Ich habe mich um sie gesorgt, habe getan, was meine Pflicht war. Ich habe sie ernährt, wie ich es Dir versprochen hatte. Aber Vater, Du kennst mich, ich gebe erst in schwärzester Nacht auf. Bei Mutter habe ich aufgegeben.

In dem anderen Brief, den ich Dir geschrieben habe, habe ich Dich gebeten, zurückzukehren. Aber dieses Mal werde ich das nicht tun. Ich wünsche mir nach wie vor, dass Du wohlbehalten aus diesem unmenschlichen Gemetzel nach Hause kommst. Mein sehnlichster Wunsch ist es, Dich mit meinen eigenen Augen gesund und munter zu sehen.

Das Problem ist nur, dass dieses Zuhause nicht mehr existiert.
Erwarte nicht, dass Du einfach zu uns zurückkehrst.
Wohin denn überhaupt?

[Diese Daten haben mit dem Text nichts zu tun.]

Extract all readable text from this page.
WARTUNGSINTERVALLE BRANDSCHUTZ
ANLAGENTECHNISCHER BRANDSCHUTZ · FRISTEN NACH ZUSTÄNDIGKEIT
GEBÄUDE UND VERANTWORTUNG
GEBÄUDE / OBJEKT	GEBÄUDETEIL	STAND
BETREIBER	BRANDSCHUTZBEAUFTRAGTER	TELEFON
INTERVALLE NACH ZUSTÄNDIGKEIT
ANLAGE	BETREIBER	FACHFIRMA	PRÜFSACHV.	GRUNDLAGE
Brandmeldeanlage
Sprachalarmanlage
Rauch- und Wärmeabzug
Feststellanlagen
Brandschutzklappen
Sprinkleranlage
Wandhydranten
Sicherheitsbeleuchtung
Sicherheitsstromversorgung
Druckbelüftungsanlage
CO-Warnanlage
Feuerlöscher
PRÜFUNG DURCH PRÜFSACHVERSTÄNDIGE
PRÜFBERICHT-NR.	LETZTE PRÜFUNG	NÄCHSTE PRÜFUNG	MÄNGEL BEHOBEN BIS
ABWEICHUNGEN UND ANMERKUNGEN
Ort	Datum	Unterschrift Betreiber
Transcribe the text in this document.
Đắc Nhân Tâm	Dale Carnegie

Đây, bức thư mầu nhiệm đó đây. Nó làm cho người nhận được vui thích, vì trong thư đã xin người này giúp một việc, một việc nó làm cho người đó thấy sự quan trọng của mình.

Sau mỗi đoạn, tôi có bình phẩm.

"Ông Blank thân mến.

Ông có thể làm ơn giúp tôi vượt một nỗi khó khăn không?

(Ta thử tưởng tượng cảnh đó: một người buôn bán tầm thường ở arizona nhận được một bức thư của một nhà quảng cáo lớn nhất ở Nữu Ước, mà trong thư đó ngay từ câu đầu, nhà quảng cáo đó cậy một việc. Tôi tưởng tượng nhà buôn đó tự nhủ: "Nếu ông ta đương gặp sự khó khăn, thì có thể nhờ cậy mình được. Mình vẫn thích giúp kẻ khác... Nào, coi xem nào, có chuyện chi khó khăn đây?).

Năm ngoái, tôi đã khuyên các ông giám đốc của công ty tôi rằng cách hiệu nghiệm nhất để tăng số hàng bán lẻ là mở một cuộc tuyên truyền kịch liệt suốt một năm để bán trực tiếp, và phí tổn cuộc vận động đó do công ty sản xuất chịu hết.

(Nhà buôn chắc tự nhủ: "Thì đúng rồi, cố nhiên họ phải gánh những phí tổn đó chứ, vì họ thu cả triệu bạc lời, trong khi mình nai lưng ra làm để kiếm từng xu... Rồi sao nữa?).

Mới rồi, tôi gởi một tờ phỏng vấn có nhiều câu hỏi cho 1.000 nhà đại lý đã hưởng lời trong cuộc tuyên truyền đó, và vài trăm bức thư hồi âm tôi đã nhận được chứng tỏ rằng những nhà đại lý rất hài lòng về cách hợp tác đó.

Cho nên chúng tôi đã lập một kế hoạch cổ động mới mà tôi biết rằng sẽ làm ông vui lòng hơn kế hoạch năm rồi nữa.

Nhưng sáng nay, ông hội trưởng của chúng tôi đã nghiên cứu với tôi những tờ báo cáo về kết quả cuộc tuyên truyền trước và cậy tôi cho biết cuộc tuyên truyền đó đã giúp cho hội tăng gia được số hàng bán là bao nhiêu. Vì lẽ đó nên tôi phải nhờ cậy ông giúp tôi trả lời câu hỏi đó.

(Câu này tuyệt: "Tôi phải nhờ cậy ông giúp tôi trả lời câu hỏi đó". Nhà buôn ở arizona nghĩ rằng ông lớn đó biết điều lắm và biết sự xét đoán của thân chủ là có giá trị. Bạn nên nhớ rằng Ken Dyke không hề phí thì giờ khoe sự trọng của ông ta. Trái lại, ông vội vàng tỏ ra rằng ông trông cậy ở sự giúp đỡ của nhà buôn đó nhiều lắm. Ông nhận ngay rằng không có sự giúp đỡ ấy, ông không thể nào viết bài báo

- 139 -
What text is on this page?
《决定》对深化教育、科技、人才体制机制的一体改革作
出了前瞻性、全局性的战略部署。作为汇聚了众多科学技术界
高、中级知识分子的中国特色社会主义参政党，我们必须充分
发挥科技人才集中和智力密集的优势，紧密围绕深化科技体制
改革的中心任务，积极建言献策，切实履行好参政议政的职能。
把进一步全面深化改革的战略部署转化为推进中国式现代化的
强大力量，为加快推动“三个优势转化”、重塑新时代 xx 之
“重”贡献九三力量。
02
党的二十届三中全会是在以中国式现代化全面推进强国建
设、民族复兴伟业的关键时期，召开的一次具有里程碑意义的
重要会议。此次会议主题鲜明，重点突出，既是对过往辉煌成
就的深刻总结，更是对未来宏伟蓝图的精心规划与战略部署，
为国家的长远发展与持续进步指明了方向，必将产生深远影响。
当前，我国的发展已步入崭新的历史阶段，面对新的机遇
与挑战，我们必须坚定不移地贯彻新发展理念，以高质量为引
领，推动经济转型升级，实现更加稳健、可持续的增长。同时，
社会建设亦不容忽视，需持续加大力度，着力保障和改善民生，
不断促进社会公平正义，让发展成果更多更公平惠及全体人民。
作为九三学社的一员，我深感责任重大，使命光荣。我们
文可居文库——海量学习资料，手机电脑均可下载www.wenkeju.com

Dieses 'uns' existiert nicht mehr. Das Leben, das Du gelebt hast, bevor Du eingezogen wurdest, existiert nicht mehr. Unsere Familie existiert nicht mehr. Dein ältester Sohn ist im Krieg verschollen, Deine jüngste Tochter ist tot und ich, ich, Dein mittleres Kind schaffe es mittlerweile nicht einmal mehr meiner eigenen Mutter in die Augen zu sehen. Das Haus, das du als Dein Zuhause angesehen hast, gehört nicht einmal mehr uns.

Ich bin ehrlich Vater. Wäre ich an Deiner Stelle, ich wüsste nicht, ob ich überhaupt noch zurückkehren würde.

Was ist von unserer Familie noch übrig geblieben?
Ich frage Dich Vater, weil Du derjenige warst und bist, der immer die richtigen Antworten wusste!